The five Taliban prisoners at Guantanamo Bay (Gitmo) were highly ranked in a terribly repressive regime. The regime was so dreadful, that there can be little doubt they were bad actors who committed horrible crimes. One of them, Mohammed Fazl, a Taliban commander, is accused of being instrumental in the brutal slaughter of thousands of Shite Muslims.

However the United States was in a conundrum, as the Talib prisoners were held in endless custody in Guantanamo Bay. Such extra-legal detention precluded any judicial hearings to legitimately prosecute them for war crimes or crimes against humanity. They were unwanted in any state, short of Taliban controlled territory. (And had there been legitimate judicial hearings, and had they been sent to prison, no President or legislator could have released them.) In truth, it was fait accompli we were going to release the Talibs as prisoners of war, whether we had traded them for a prisoner or not.

With the United States winding down the Afghan War, and with President Obama’s yearning to close Gitmo before leaving office, the pressing question of what to do with these five was not a small issue. For the most part, Qatar’s offer to hold the prisoners has been viewed by American’s with deep skepticism, and this is too bad, because Qatar has done the United States a huge favor to take these five dirty prisoners off our hands.

Without ridding ourselves of such prisoners, it would be nearly impossible to close Gitmo, and we should close it. It was an extra-legal passion, denying the United States of its greatest inheritance, the Rule of Law in the face of adversity.

Even during the Civil War, President Abraham Lincoln ran for re-election, when staunch opponents challenged him whether to pursue the war to conclusion. Had he not won, the United States as we know it would have ceased to exist. He placed the priority of the rule of law over his own political survival, and even that of the Union.

He ran for re-election in the midst of war after over a half a million soldiers had died in the struggle. Yet in the wake of 9/11,  President George W. Bush set about to demolish legal institutions, such as judicial prosecutions and detentions, as he viewed them as inconvenient to the War on Terror.

Michael Isikoff, investigative correspondent for Newsweek, even reported that the Justice Department and Department of Homeland Security began examining ways to postpone the 2004 presidential election in the event of an attack near election day.

What a stain.

The War on Terror was as much an attempt to shred the Constitution as it was to annihilate “evil doers.” The term, “evil doer”, is not a precise or legal term. It merely reflected a passion or hatred for an enemy. Even the word “terrorist” is imprecise. There was no proper definition for the term. It was a careless ad hominem with serious ramifications. In the early years of the 21st Century, like in 1692 Salem, accusing someone of being a terrorist could have landed them in a hellish prison by extra-judicial kidnapping, or even death.
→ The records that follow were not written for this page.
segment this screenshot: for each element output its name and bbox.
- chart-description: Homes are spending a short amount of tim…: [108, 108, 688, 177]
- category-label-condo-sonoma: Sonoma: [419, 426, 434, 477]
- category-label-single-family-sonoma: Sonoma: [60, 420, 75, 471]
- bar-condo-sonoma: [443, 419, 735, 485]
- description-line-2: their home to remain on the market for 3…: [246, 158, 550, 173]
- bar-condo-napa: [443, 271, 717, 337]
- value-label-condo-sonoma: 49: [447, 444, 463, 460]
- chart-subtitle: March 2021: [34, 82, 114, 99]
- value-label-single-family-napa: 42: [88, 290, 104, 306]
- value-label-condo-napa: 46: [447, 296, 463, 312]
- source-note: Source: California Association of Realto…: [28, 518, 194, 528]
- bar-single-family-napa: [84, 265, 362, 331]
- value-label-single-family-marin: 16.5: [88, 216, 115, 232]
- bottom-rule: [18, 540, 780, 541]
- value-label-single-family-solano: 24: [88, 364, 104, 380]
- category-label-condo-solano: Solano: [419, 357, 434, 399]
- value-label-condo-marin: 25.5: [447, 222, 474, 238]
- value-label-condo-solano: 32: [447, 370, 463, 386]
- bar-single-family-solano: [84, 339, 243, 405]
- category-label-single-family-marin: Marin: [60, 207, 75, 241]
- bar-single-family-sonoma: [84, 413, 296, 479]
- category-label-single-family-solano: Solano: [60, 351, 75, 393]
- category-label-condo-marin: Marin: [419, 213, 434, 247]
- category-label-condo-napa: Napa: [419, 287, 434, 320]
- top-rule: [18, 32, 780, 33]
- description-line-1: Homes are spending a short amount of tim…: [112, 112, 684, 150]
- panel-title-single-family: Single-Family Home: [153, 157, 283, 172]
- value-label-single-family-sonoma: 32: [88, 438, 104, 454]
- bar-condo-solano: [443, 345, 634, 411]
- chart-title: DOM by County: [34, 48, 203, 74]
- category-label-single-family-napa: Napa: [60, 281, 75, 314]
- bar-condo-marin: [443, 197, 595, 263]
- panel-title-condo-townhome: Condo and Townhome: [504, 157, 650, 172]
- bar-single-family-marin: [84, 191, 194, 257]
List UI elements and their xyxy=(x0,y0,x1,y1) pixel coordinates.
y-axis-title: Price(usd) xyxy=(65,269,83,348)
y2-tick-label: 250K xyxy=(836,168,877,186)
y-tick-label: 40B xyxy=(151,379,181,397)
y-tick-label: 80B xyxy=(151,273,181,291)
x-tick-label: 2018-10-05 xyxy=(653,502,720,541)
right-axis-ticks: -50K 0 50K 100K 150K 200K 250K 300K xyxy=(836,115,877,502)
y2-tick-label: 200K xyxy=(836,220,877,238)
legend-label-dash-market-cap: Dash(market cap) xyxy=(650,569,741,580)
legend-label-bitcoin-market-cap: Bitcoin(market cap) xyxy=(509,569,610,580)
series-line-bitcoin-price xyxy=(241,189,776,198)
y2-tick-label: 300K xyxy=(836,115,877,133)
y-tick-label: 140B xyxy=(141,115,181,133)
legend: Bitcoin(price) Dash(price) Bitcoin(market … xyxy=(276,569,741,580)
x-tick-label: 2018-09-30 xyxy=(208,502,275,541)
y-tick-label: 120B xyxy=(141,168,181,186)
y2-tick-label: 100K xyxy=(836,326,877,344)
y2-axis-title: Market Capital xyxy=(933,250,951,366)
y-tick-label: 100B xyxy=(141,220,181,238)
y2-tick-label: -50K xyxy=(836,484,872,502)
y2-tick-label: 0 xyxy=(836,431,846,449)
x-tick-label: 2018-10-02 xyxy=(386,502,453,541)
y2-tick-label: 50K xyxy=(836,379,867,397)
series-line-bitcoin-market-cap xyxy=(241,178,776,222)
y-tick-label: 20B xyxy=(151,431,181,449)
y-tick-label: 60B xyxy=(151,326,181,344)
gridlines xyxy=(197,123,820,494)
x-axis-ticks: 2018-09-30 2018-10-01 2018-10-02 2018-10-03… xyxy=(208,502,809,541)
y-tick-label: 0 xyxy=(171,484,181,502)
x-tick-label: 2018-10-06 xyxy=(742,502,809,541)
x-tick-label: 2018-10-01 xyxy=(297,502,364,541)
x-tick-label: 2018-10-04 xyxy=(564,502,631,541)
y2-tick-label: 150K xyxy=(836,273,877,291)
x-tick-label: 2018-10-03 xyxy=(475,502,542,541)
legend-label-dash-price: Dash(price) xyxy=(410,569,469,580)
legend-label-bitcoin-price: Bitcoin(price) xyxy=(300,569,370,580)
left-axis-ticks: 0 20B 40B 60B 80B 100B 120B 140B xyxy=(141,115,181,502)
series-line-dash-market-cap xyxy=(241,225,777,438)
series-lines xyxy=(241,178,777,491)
The War on Terror was not our finest moment. Terrorists and terrorism will continue to exist, no matter what our response to it is. We can choose to behave effectively or ineffectively to such threats, but choosing to shred the very document that defines who we are as a nation, because it appears temporarily troublesome, is wrongheaded, stupid and even suicidal.
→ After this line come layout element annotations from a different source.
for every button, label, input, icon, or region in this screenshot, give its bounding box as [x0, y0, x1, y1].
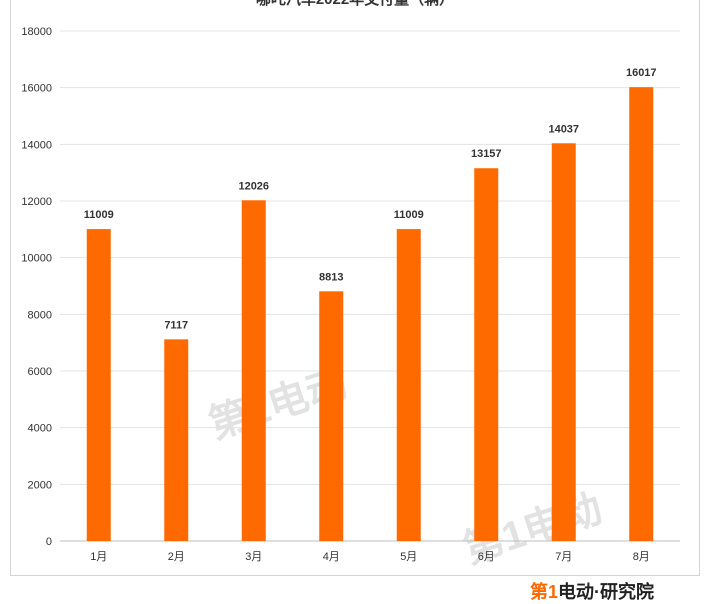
y-tick-label: 6000: [28, 366, 52, 378]
x-tick-label: 1月: [90, 551, 107, 563]
x-tick-label: 3月: [245, 551, 262, 563]
y-tick-label: 18000: [21, 26, 52, 38]
data-label: 11009: [84, 209, 114, 221]
bar: [551, 143, 576, 541]
footer-logo-separator: ·: [594, 582, 601, 602]
footer-logo: 第1电动·研究院: [530, 578, 654, 604]
data-label: 14037: [548, 123, 579, 135]
y-tick-label: 14000: [21, 139, 52, 151]
data-label: 16017: [626, 67, 657, 79]
data-label: 8813: [319, 271, 343, 283]
y-tick-label: 10000: [21, 253, 52, 265]
data-label: 12026: [238, 180, 269, 192]
x-tick-label: 2月: [168, 551, 185, 563]
footer-logo-text: 第: [530, 582, 548, 602]
bar: [629, 87, 654, 541]
chart-frame: [10, 0, 700, 576]
data-label: 7117: [164, 319, 188, 331]
x-tick-label: 4月: [323, 551, 340, 563]
x-tick-label: 5月: [400, 551, 417, 563]
y-tick-label: 8000: [28, 309, 52, 321]
y-tick-label: 2000: [28, 479, 52, 491]
y-tick-label: 0: [46, 536, 52, 548]
footer-logo-text: 研究院: [600, 582, 655, 602]
footer-logo-text: 电动: [558, 582, 595, 602]
data-label: 11009: [394, 209, 424, 221]
bar: [396, 229, 421, 541]
bar: [319, 291, 344, 541]
bar: [86, 229, 111, 541]
footer-logo-text: 1: [548, 582, 559, 602]
x-tick-label: 6月: [478, 551, 495, 563]
y-tick-label: 12000: [21, 196, 52, 208]
bar: [474, 168, 499, 542]
x-tick-label: 8月: [633, 551, 650, 563]
y-tick-label: 4000: [28, 423, 52, 435]
x-tick-label: 7月: [555, 551, 572, 563]
bar: [164, 339, 189, 541]
bar: [241, 200, 266, 541]
y-tick-label: 16000: [21, 83, 52, 95]
data-label: 13157: [471, 148, 502, 160]
chart-title: 哪吒汽车2022年交付量（辆）: [0, 0, 710, 9]
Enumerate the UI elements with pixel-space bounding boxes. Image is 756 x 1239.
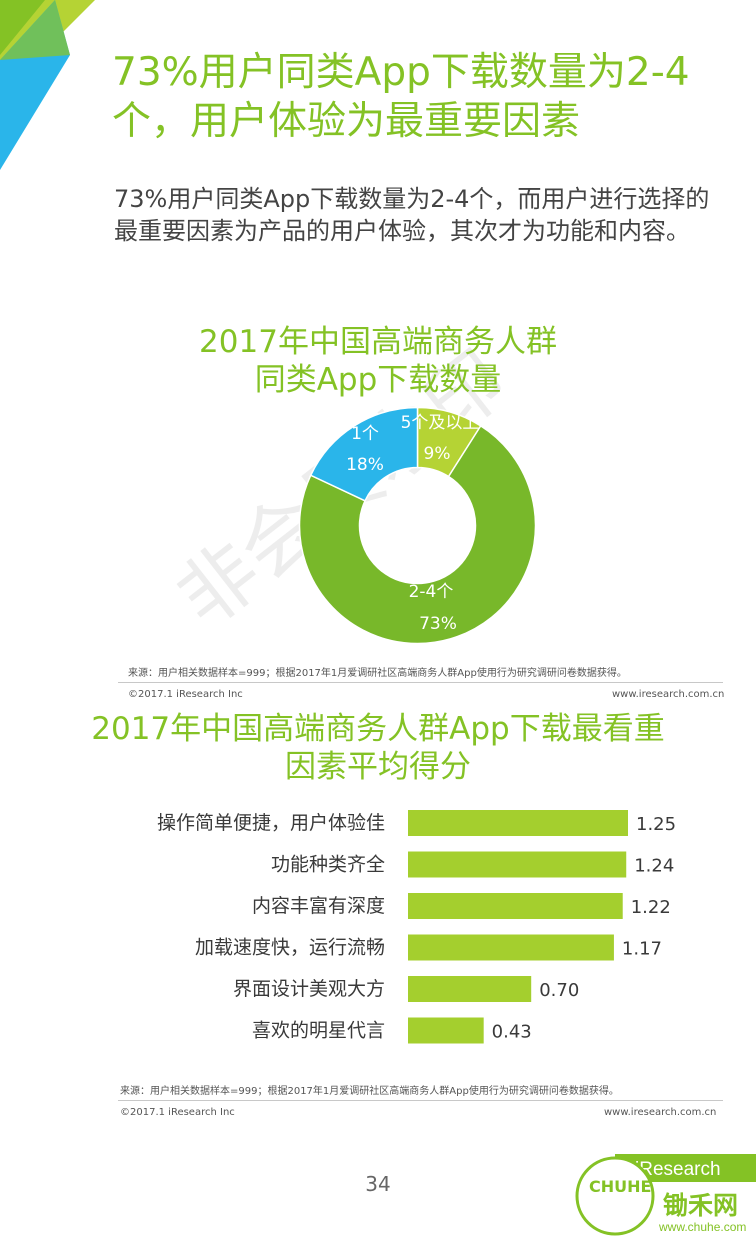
bar-category-label-2: 内容丰富有深度 bbox=[252, 895, 385, 917]
bar-category-label-0: 操作简单便捷，用户体验佳 bbox=[157, 812, 385, 834]
website-1: www.iresearch.com.cn bbox=[612, 689, 725, 700]
donut-title-line2: 同类App下载数量 bbox=[254, 362, 502, 398]
bar-chart-title: 2017年中国高端商务人群App下载最看重 因素平均得分 bbox=[0, 710, 756, 786]
bar-title-line2: 因素平均得分 bbox=[285, 749, 471, 785]
bar-5 bbox=[408, 1017, 484, 1044]
bar-category-label-3: 加载速度快，运行流畅 bbox=[195, 937, 385, 959]
source-note-1: 来源：用户相关数据样本=999；根据2017年1月爱调研社区高端商务人群App使… bbox=[128, 668, 627, 679]
donut-slice-2 bbox=[309, 406, 419, 502]
bar-category-label-5: 喜欢的明星代言 bbox=[252, 1020, 385, 1042]
bar-3 bbox=[408, 934, 614, 961]
bar-category-label-1: 功能种类齐全 bbox=[271, 854, 385, 876]
site-logo: iResearch CHUHE 锄禾网 www.chuhe.com bbox=[575, 1154, 756, 1236]
divider-1 bbox=[118, 682, 723, 683]
page-number: 34 bbox=[365, 1172, 391, 1196]
page-subtitle: 73%用户同类App下载数量为2-4个，而用户进行选择的最重要因素为产品的用户体… bbox=[114, 185, 710, 245]
bar-2 bbox=[408, 893, 623, 919]
divider-2 bbox=[118, 1100, 723, 1101]
bar-4 bbox=[408, 976, 532, 1002]
bar-value-label-3: 1.17 bbox=[622, 939, 662, 960]
donut-category-label-0: 5个及以上 bbox=[401, 413, 480, 433]
bar-0 bbox=[408, 810, 628, 836]
logo-site-text: www.chuhe.com bbox=[658, 1220, 746, 1234]
donut-chart-title: 2017年中国高端商务人群 同类App下载数量 bbox=[0, 323, 756, 399]
bar-value-label-2: 1.22 bbox=[631, 897, 671, 918]
donut-slice-1 bbox=[298, 424, 537, 645]
bar-value-label-5: 0.43 bbox=[492, 1022, 532, 1043]
bar-category-label-4: 界面设计美观大方 bbox=[233, 978, 385, 1000]
bar-value-label-0: 1.25 bbox=[636, 814, 676, 835]
page-title: 73%用户同类App下载数量为2-4个，用户体验为最重要因素 bbox=[112, 50, 690, 144]
logo-mark-text: CHUHE bbox=[589, 1177, 651, 1196]
copyright-1: ©2017.1 iResearch Inc bbox=[128, 689, 243, 700]
corner-decoration bbox=[0, 0, 95, 170]
bar-value-label-4: 0.70 bbox=[539, 980, 579, 1001]
logo-name-text: 锄禾网 bbox=[663, 1191, 738, 1220]
copyright-2: ©2017.1 iResearch Inc bbox=[120, 1107, 235, 1118]
donut-category-label-2: 1个 bbox=[351, 424, 379, 444]
donut-title-line1: 2017年中国高端商务人群 bbox=[199, 324, 557, 360]
bar-value-label-1: 1.24 bbox=[634, 856, 674, 877]
bar-1 bbox=[408, 851, 627, 878]
donut-value-label-0: 9% bbox=[424, 444, 451, 464]
donut-value-label-1: 73% bbox=[419, 614, 457, 634]
bar-title-line1: 2017年中国高端商务人群App下载最看重 bbox=[91, 711, 665, 747]
website-2: www.iresearch.com.cn bbox=[604, 1107, 717, 1118]
bar-chart: 操作简单便捷，用户体验佳 1.25 功能种类齐全 1.24 内容丰富有深度 1.22 加载速… bbox=[157, 810, 676, 1044]
source-note-2: 来源：用户相关数据样本=999；根据2017年1月爱调研社区高端商务人群App使… bbox=[120, 1086, 619, 1097]
donut-chart: 5个及以上 9% 2-4个 73% 1个 18% bbox=[298, 406, 537, 645]
logo-brand-text: iResearch bbox=[635, 1159, 721, 1180]
donut-category-label-1: 2-4个 bbox=[409, 582, 454, 602]
donut-value-label-2: 18% bbox=[346, 455, 384, 475]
Now Bowe Bergdahl has been released from captivity. Allegations are that he deserted his platoon.  He did or didn’t. As a deserter, he was or he wasn’t. Legal proceedings will sort that out, but as I stood recently by the Vietnam War Memorial , I considered the 50,000-plus names on that black granite, and I thought how many died unnecessarily in  that imprudent war.
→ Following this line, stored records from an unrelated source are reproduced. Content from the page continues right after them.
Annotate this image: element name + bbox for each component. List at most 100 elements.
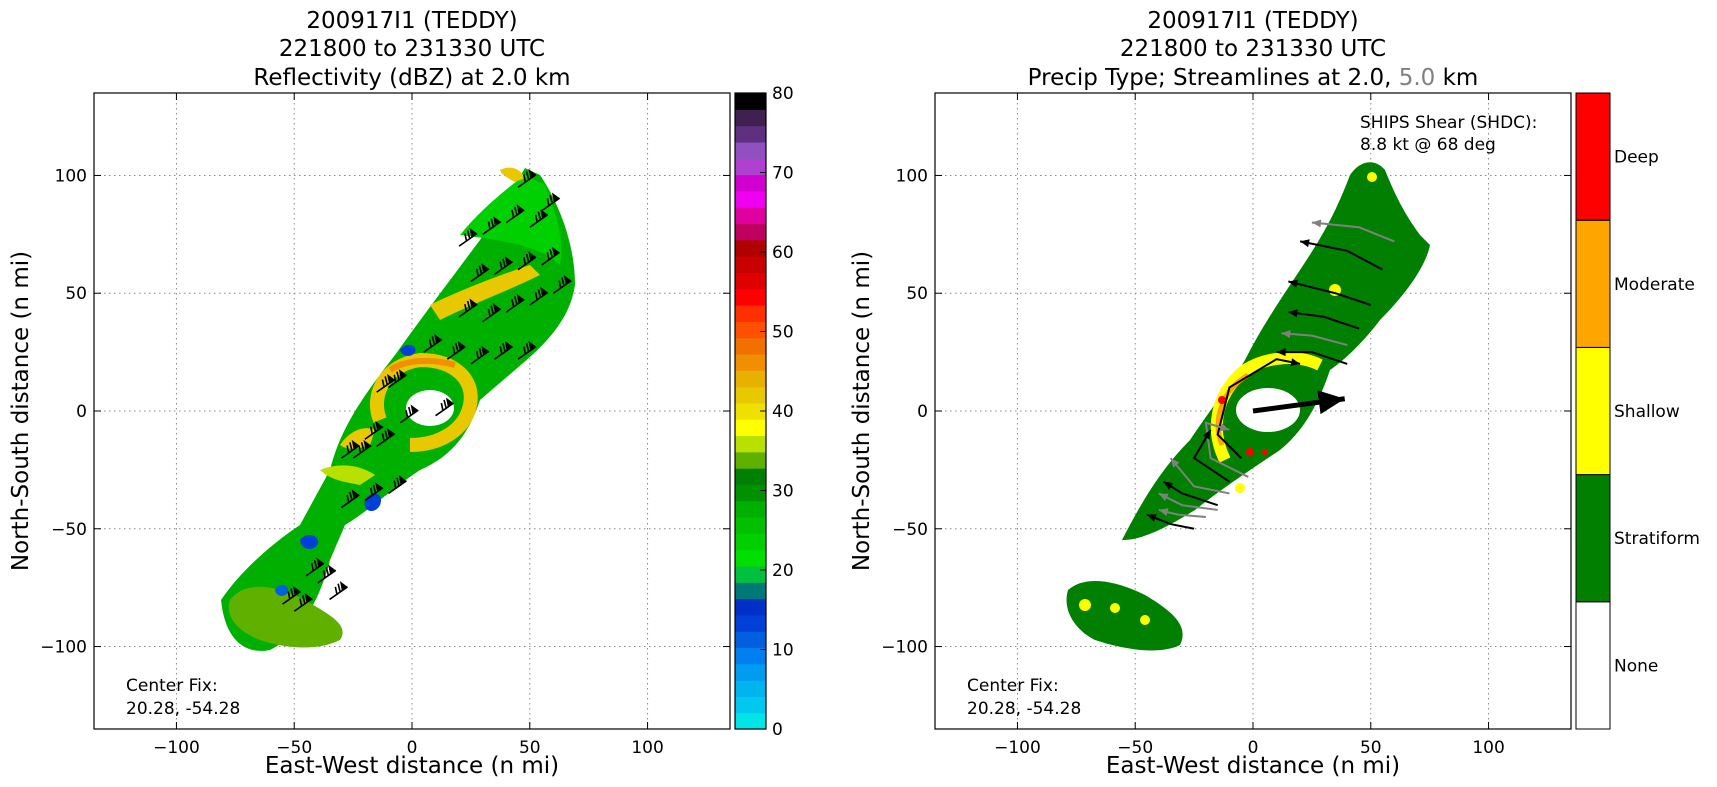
streamline-arrowhead xyxy=(1300,239,1310,248)
x-tick-label: 0 xyxy=(407,738,418,758)
wind-barb xyxy=(470,345,490,365)
colorbar-tick-label: 30 xyxy=(772,482,794,502)
wind-barb xyxy=(458,227,478,247)
colorbar-swatch xyxy=(735,370,766,388)
colorbar-swatch-deep xyxy=(1575,92,1611,221)
x-tick-label: −50 xyxy=(1117,738,1153,758)
echo-eye xyxy=(406,390,454,426)
colorbar-swatch xyxy=(735,402,766,420)
x-tick-label: 50 xyxy=(1360,738,1382,758)
streamline xyxy=(1276,351,1348,365)
wind-barb xyxy=(387,475,407,495)
colorbar-swatch xyxy=(735,305,766,322)
x-tick-label: 100 xyxy=(631,738,663,758)
chart-title-line-3: Precip Type; Streamlines at 2.0, 5.0 km xyxy=(1028,65,1479,91)
colorbar-swatch xyxy=(735,256,766,273)
streamline xyxy=(1192,429,1230,483)
y-tick-label: 50 xyxy=(65,284,87,304)
colorbar-swatch xyxy=(735,500,766,518)
colorbar-swatch xyxy=(735,353,766,371)
wind-barb xyxy=(482,216,502,235)
echo-eyewall-orange xyxy=(388,357,456,373)
colorbar-swatch xyxy=(735,190,766,208)
x-tick-label: −100 xyxy=(994,738,1041,758)
colorbar-swatch xyxy=(735,272,766,290)
wind-barb xyxy=(552,274,572,294)
colorbar-tick-label: 70 xyxy=(772,164,794,184)
colorbar-swatch xyxy=(735,386,766,404)
chart-title-line-3: Reflectivity (dBZ) at 2.0 km xyxy=(253,65,570,91)
streamline-arrowhead xyxy=(1288,309,1298,318)
center-fix-label: Center Fix: xyxy=(126,676,218,696)
streamline xyxy=(1299,240,1384,271)
title-part-2: 5.0 xyxy=(1399,65,1436,91)
streamline-arrowhead xyxy=(1276,348,1286,357)
chart-title-line-2: 221800 to 231330 UTC xyxy=(1120,36,1386,62)
shear-value: 8.8 kt @ 68 deg xyxy=(1360,135,1496,155)
colorbar-swatch-stratiform xyxy=(1575,474,1611,603)
wind-barb xyxy=(340,489,360,509)
colorbar-category-label: None xyxy=(1614,656,1658,676)
colorbar-swatch xyxy=(735,174,766,192)
wind-barb xyxy=(458,298,478,318)
chart-title-line-2: 221800 to 231330 UTC xyxy=(279,36,545,62)
y-tick-label: −100 xyxy=(881,638,928,658)
y-tick-label: 0 xyxy=(917,402,928,422)
streamline xyxy=(1311,221,1395,243)
wind-barb xyxy=(293,592,313,612)
wind-barb xyxy=(352,439,372,459)
y-tick-label: 100 xyxy=(55,166,87,186)
colorbar-tick-label: 0 xyxy=(772,720,783,740)
wind-barb xyxy=(446,340,466,360)
colorbar-swatch xyxy=(735,207,766,225)
colorbar-tick-label: 50 xyxy=(772,323,794,343)
wind-barb xyxy=(305,557,325,577)
colorbar-swatch xyxy=(735,712,766,730)
y-tick-label: −100 xyxy=(40,638,87,658)
wind-barb xyxy=(376,373,396,393)
streamline-arrowhead xyxy=(1311,219,1322,228)
streamline-arrowhead xyxy=(1290,358,1301,367)
colorbar-swatch xyxy=(735,533,766,551)
streamline-arrowhead xyxy=(1158,508,1169,516)
echo-weak-blue-3 xyxy=(275,584,289,596)
wind-barb xyxy=(435,397,455,417)
wind-barb xyxy=(505,204,525,224)
wind-barb xyxy=(399,404,419,424)
colorbar-swatch-shallow xyxy=(1575,346,1611,476)
wind-barb xyxy=(541,192,561,212)
streamline xyxy=(1288,311,1360,330)
colorbar-swatch xyxy=(735,109,766,127)
center-fix-value: 20.28, -54.28 xyxy=(126,699,240,719)
colorbar-swatch xyxy=(735,647,766,665)
axis-ticks: −100 −50 0 50 100 −100 −50 0 50 100 xyxy=(881,93,1571,758)
precip-shallow-cell-4 xyxy=(1110,603,1120,613)
colorbar-swatch xyxy=(735,223,766,241)
colorbar-swatch xyxy=(735,631,766,649)
center-fix-label: Center Fix: xyxy=(967,676,1059,696)
precip-deep-cell-1 xyxy=(1218,396,1226,404)
wind-barb xyxy=(340,439,360,459)
streamline-arrowhead xyxy=(1288,279,1299,288)
chart-title-line-1: 200917I1 (TEDDY) xyxy=(1147,8,1358,34)
center-fix-value: 20.28, -54.28 xyxy=(967,699,1081,719)
y-tick-label: 100 xyxy=(896,166,928,186)
colorbar-swatch xyxy=(735,468,766,485)
chart-title-line-1: 200917I1 (TEDDY) xyxy=(306,8,517,34)
wind-barb xyxy=(423,333,443,353)
precip-shallow-cell-6 xyxy=(1235,483,1245,493)
x-tick-label: −100 xyxy=(153,738,200,758)
colorbar-swatch xyxy=(735,517,766,534)
streamline-arrowhead xyxy=(1219,423,1230,432)
echo-yellow-band-3 xyxy=(320,465,375,485)
colorbar-swatch xyxy=(735,239,766,257)
colorbar-swatch xyxy=(735,435,766,453)
wind-barb xyxy=(529,286,549,306)
x-axis-label: East-West distance (n mi) xyxy=(1106,753,1400,779)
precip-shallow-cell-5 xyxy=(1140,615,1150,625)
axis-ticks: −100 −50 0 50 100 −100 −50 0 50 100 xyxy=(40,93,730,758)
shear-arrow-head xyxy=(1317,390,1345,415)
echo-yellow-band-4 xyxy=(500,167,525,182)
wind-barb xyxy=(493,340,513,360)
colorbar-category-label: Deep xyxy=(1614,148,1659,168)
Most died by enemy gunfire, but some were killed by their own platoon. Everyone on that wall is a hero. The nefarious roots of the modern day word “fracking” come from the popular term from the Vietnam War, fragging, to kill a fellow soldier (usually an officer) with a fragmentation grenade.

Regrettably fragging did occur, and like extra-judicial murder terrorism bestows, it likely exists today.

Had Bowe Bergdahl been an outlier to his fellow troops, which it appears he was, it is safe to assume that he had more to fear from his fellow Americans than the Taliban. No justification can be for desertion, and if he did abandon his post, he should be court-martialed.

But the media often gets in front of a story that hasn’t been told yet. Like dark matter in the Universe, there appears to be a lot we haven’t learned yet and that will come out in time. Meanwhile we can be grateful Bowe Bergdahl is released, that a step in closing Gitmo was undertaken by dispensing of particularly poisonous prisoners of war, that we are removing our troops from Afghanistan, and we can put this mess to rest as we finish the War in Afghanistan.